The project was inspired on the findings that a large portion of the proposals forwarded to FAPESP emphasized the need for developing free open code software, in order to expand their availability and to encourage its cooperative production. The main service offered by the incubator will be to house projects for the creation of academic contents, supported by and agile and efficient infrastructure, free of bureaucracy, to meet the demands of the academic community. According to Simon, FAPESP will call for tenders and will finance the setting up and the operation of the virtual incubator. Projects may be freely registered, but registration will obey rules that are to be drawn up. “The understanding of the commission is that it only ought to propose to FAPESP projects that have wide support from the community and have built into them clear expectations of substantial increases in the academic and technological activities related to the advanced Internet”, he explains.

The definition of the projects will be done after ample consultations with the community. One of the proposals that is being assessed by the commission, for example, was presented by the School of Future, of the University of São Paulo (USP), which keeps a collection with hundreds of titles of books whose authors have been dead for over 70 years and which are therefore no longer under the protection of the Law on Copyright. The great majority of these titles no longer have any commercial attraction, and, in spite of their incalculable value, are only to be found in secondhand book stores. The idea that is being assessed is to make it practicable to codify the contents of this virtual library, in the ambit of the incubator, to as to put them at the disposal of the largest possible number of interested people. “There are very successful experiments of this kind, like the Gutemberg project, in the United States”, Simon observes.

The licenses for the use of the contents will obey the legal provisions in force on intellectual property. The incubator will give priority, however, to encouraging the creation and dissemination of contents that are widely available, Simon explains. The incubated projects will be able to ask the foundation for assistance – for example, in the ambit of programs like the Small Business Innovation Research program (PIPE) or the Partnership for Technological Innovation program (PITE) to expand their activities.

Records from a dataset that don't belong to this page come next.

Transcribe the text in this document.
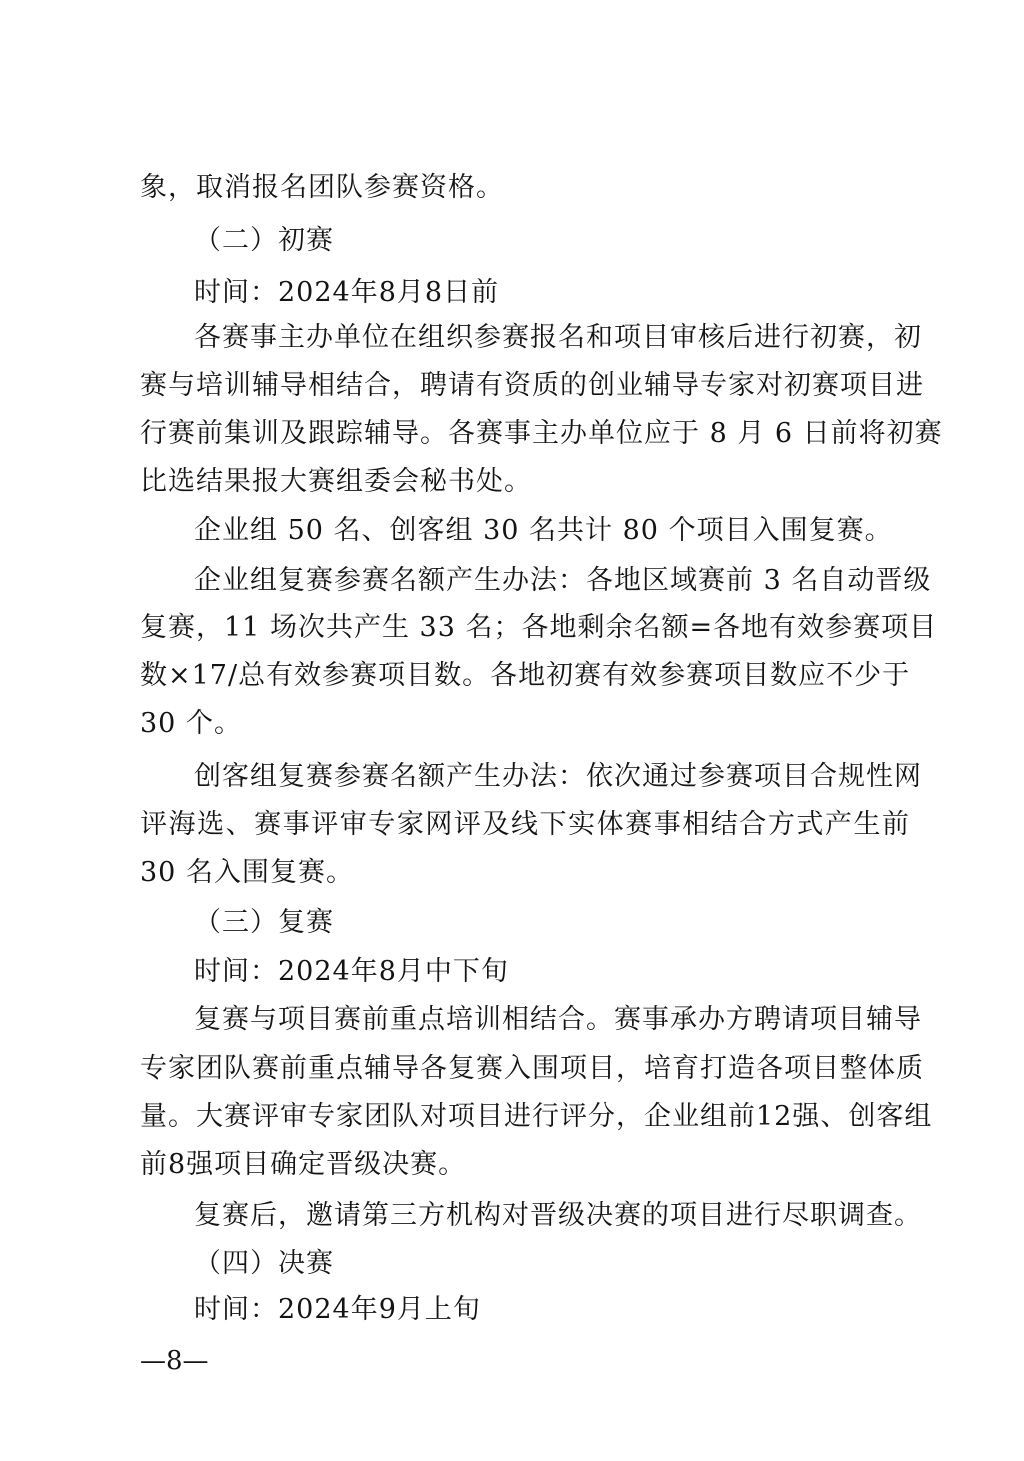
象，取消报名团队参赛资格。
（二）初赛
时间：2024年8月8日前
各赛事主办单位在组织参赛报名和项目审核后进行初赛，初
赛与培训辅导相结合，聘请有资质的创业辅导专家对初赛项目进
行赛前集训及跟踪辅导。各赛事主办单位应于 8 月 6 日前将初赛
比选结果报大赛组委会秘书处。
企业组 50 名、创客组 30 名共计 80 个项目入围复赛。
企业组复赛参赛名额产生办法：各地区域赛前 3 名自动晋级
复赛，11 场次共产生 33 名；各地剩余名额=各地有效参赛项目
数×17/总有效参赛项目数。各地初赛有效参赛项目数应不少于
30 个。
创客组复赛参赛名额产生办法：依次通过参赛项目合规性网
评海选、赛事评审专家网评及线下实体赛事相结合方式产生前
30 名入围复赛。
（三）复赛
时间：2024年8月中下旬
复赛与项目赛前重点培训相结合。赛事承办方聘请项目辅导
专家团队赛前重点辅导各复赛入围项目，培育打造各项目整体质
量。大赛评审专家团队对项目进行评分，企业组前12强、创客组
前8强项目确定晋级决赛。
复赛后，邀请第三方机构对晋级决赛的项目进行尽职调查。
（四）决赛
时间：2024年9月上旬
—8—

The proposals will be evaluated by taking into account the results already achieved in the development and in the dissemination of contents, the demand for finance, and the importance and competitiveness of the project. Should there be sufficient demand, the Tidia program may set up specific lines of finance for the development of contents in the ambit of the incubator.

Learning on the network
The contents developed in the incubator, just like Tidia’s third project, to implement learning programs on the network (e-learning), will be distributed to the academic community by means of an optic fiber network (atest-bed). E-learning is one of the most promising areas of the Internet. The project, which is beginning to be structured, provides both for the development of tools for the production of contents and for the generation of educational content itself, to meet the needs of learning over the network of the São Paulo academic community.

The idea is to build a common tool, using open software, bringing about a convergence of different efforts in research, with the objective of specifying, developing and distributing a single set of tools for e-learning based on open software, with a view to the production, maintenance and management of contents for education and learning. “Another important aspect is the production of education content to support teaching itself, both in the presence of the students and at a distance”, stresses Wilson Ruggiero, from USP, the coordinator of the project.